Con i suoi 1,8 chilometri lungo la costa mediterranea di Valencia, la Playa de la Malvarrosa è la spiaggia urbana più celebre della città e una delle poche in Spagna con un accertato pedigree letterario e artistico. La spiaggia deve il suo nome al fiore malva-rosa — una varietà di geranio — coltivato a metà del XIX secolo dal botanico francese Félix Robillard nelle serre che aveva fondato sul terreno retrostante la riva. Quel dettaglio orticolo si sarebbe rivelato il minore dei contributi culturali della spiaggia: nel corso del tardo Ottocento e del primo Novecento, la Malvarrosa divenne il rifugio prediletto della borghesia, degli artisti e degli intellettuali valenciani, attratti dalla vicinanza alla città e dalla luminosità della luce mediterranea.
Nessuna figura è più associata alla Malvarrosa di Vicente Blasco Ibáñez, il romanziere valenciano che conquistò fama internazionale — sfiorando il Premio Nobel — con romanzi tra cui Flor de Mayo (1895) e Entre Naranjos (1900), entrambi ambientati proprio su questa costa. Blasco Ibáñez viveva a pochi passi dalla spiaggia, in una casa sulla strada che oggi porta il suo nome, e le sue vivide descrizioni della comunità di pescatori e della vita sul litorale resero la Malvarrosa famosa in tutta Europa. Il pittore Joaquín Sorolla, contemporaneo di Blasco Ibáñez e probabilmente il più grande impressionista spagnolo, lavorò intensamente su questa spiaggia, catturando le sue acque luminose e i pescatori al lavoro in tele che oggi sono esposte al Museo Sorolla di Madrid. Il leggendario ristorante La Pepica, fondato nel 1898 all'estremità nord del lungomare, servì entrambi — e in seguito Ernest Hemingway, che lo citò nei suoi scritti.
Il lungomare (paseo marítimo) fu ufficialmente realizzato nel 1980 e da allora è costellato dei tradizionali ristoranti di riso valenciani che hanno codificato ciò che il mondo oggi riconosce come paella. Il piatto — cucinato su fuochi di legno d'arancio in padelle larghe e basse — ebbe origine nelle zone umide dell'Albufera a sud di Valencia, ma furono i ristoranti sul lungomare della Malvarrosa a conferirgli la sua reputazione globale, servendolo a generazioni di valenciani che vi pranzavano la domenica. Oggi il paseo è ancora ricco di questi locali, la maggior parte dei quali espone padelle per la paella a legna visibili dalla strada. La spiaggia stessa è certificata Bandiera Blu dell'UE ed è dotata di postazioni di pronto soccorso, rampe di accesso all'acqua per i visitatori con disabilità e zone dedicate agli sport acquatici.

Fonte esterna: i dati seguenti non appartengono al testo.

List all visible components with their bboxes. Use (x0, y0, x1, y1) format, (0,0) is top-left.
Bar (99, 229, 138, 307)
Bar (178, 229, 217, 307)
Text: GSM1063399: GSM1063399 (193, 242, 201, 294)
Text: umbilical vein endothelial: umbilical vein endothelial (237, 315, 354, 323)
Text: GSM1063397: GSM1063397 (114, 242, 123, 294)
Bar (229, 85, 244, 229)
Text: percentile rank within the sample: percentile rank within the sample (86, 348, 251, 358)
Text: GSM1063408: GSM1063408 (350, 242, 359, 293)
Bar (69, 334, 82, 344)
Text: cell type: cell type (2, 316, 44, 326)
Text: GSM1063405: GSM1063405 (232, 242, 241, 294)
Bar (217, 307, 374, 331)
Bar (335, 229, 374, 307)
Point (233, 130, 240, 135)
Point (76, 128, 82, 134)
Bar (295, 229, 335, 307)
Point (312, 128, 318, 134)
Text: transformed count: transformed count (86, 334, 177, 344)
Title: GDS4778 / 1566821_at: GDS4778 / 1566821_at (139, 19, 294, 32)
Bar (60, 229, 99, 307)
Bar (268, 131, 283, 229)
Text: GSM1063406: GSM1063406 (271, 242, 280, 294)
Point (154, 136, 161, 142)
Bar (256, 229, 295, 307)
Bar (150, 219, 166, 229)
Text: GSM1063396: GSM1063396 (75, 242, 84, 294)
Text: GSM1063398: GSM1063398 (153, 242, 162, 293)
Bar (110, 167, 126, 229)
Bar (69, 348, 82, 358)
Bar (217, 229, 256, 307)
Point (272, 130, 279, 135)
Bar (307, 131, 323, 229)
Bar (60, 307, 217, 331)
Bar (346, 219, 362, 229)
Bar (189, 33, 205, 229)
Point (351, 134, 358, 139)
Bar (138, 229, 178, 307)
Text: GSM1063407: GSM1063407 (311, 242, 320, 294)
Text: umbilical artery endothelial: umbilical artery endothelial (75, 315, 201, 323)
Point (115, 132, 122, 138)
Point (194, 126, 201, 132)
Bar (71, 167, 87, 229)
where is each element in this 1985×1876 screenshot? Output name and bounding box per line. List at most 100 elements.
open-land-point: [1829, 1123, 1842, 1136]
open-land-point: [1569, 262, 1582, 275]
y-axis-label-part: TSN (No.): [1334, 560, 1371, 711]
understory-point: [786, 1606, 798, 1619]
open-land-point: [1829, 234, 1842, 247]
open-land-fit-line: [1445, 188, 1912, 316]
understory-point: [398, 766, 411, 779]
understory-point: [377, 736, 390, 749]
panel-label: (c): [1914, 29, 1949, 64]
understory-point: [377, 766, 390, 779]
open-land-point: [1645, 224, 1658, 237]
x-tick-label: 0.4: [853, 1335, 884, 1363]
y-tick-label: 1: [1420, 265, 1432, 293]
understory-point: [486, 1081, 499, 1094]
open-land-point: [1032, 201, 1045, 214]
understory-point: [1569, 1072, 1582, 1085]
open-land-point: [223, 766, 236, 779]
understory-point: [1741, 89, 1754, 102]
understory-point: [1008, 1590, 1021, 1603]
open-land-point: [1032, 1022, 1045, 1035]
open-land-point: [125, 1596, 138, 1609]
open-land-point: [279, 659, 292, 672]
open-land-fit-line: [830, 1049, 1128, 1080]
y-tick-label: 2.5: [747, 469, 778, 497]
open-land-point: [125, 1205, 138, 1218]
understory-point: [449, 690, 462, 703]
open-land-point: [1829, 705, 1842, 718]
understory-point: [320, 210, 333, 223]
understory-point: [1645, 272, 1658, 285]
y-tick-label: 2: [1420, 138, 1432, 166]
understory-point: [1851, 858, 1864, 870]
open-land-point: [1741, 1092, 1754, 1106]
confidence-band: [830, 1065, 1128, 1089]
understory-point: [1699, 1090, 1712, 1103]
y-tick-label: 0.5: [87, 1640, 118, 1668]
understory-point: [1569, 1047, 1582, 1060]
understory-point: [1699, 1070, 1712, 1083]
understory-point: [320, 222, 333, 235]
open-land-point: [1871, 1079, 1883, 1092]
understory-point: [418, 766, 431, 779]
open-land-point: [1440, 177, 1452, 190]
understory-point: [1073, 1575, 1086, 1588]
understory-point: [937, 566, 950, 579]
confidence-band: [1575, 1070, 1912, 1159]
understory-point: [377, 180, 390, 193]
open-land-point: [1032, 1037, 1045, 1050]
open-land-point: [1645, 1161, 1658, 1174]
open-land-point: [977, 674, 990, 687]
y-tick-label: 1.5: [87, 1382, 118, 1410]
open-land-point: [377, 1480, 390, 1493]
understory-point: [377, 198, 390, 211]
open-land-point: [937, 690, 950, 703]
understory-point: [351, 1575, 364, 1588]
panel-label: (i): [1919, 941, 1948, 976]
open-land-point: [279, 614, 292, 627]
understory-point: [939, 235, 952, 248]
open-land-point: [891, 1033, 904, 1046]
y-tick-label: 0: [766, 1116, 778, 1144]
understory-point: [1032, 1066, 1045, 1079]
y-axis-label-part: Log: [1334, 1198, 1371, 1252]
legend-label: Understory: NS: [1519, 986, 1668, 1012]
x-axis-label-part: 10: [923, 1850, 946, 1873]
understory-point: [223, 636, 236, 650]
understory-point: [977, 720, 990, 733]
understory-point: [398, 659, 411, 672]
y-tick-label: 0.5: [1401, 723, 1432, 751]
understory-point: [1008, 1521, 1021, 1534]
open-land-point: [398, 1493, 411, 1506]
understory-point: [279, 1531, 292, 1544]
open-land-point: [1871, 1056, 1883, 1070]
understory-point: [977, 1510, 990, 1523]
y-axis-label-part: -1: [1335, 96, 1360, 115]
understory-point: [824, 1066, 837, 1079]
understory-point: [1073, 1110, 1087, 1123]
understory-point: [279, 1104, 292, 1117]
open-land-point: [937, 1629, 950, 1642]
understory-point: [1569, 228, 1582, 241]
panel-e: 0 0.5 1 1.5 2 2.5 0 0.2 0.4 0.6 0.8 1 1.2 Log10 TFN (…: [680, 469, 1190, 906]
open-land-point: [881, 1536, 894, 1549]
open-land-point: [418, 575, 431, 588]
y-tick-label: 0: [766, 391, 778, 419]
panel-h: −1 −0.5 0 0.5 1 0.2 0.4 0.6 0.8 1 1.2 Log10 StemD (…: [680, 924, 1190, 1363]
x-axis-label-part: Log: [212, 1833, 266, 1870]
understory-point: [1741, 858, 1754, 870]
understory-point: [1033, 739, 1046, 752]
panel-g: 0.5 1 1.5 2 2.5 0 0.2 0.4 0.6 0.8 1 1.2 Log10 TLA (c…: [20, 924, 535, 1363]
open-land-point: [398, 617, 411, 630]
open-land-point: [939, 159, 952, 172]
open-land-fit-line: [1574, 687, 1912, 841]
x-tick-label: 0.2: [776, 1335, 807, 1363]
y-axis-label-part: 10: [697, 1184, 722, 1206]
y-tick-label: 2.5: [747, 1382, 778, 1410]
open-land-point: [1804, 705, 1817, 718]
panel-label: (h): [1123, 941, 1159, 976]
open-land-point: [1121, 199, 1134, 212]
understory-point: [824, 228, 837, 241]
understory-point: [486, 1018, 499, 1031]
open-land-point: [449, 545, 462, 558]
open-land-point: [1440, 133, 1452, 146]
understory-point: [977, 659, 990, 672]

La Malvarrosa è anche una location per eventi tutto l'anno: a marzo, la spiaggia ospita la mascletà durante Las Fallas, il festival pirotecnico di Valencia iscritto nel patrimonio UNESCO; in estate, fa da sfondo agli spettacolari concorsi di fuochi d'artificio di luglio; e l'annuale Air Festival, con aeromobili dell'Ejército del Aire spagnolo e delle nazioni vicine, si svolge direttamente sopra il lungomare. Per raggiungere la spiaggia dal centro storico di Valencia, prendere il tram linea 4 o 6 dalla fermata Pont de Fusta — un tragitto di 20 minuti che vi porta alla fermata Malvarrosa, a un isolato dalla riva. Arrivate prima delle 10:00 in luglio e agosto per assicurarvi un posto sulla fine sabbia dorata, che si riempie rapidamente con i locali dalla tarda mattinata in poi.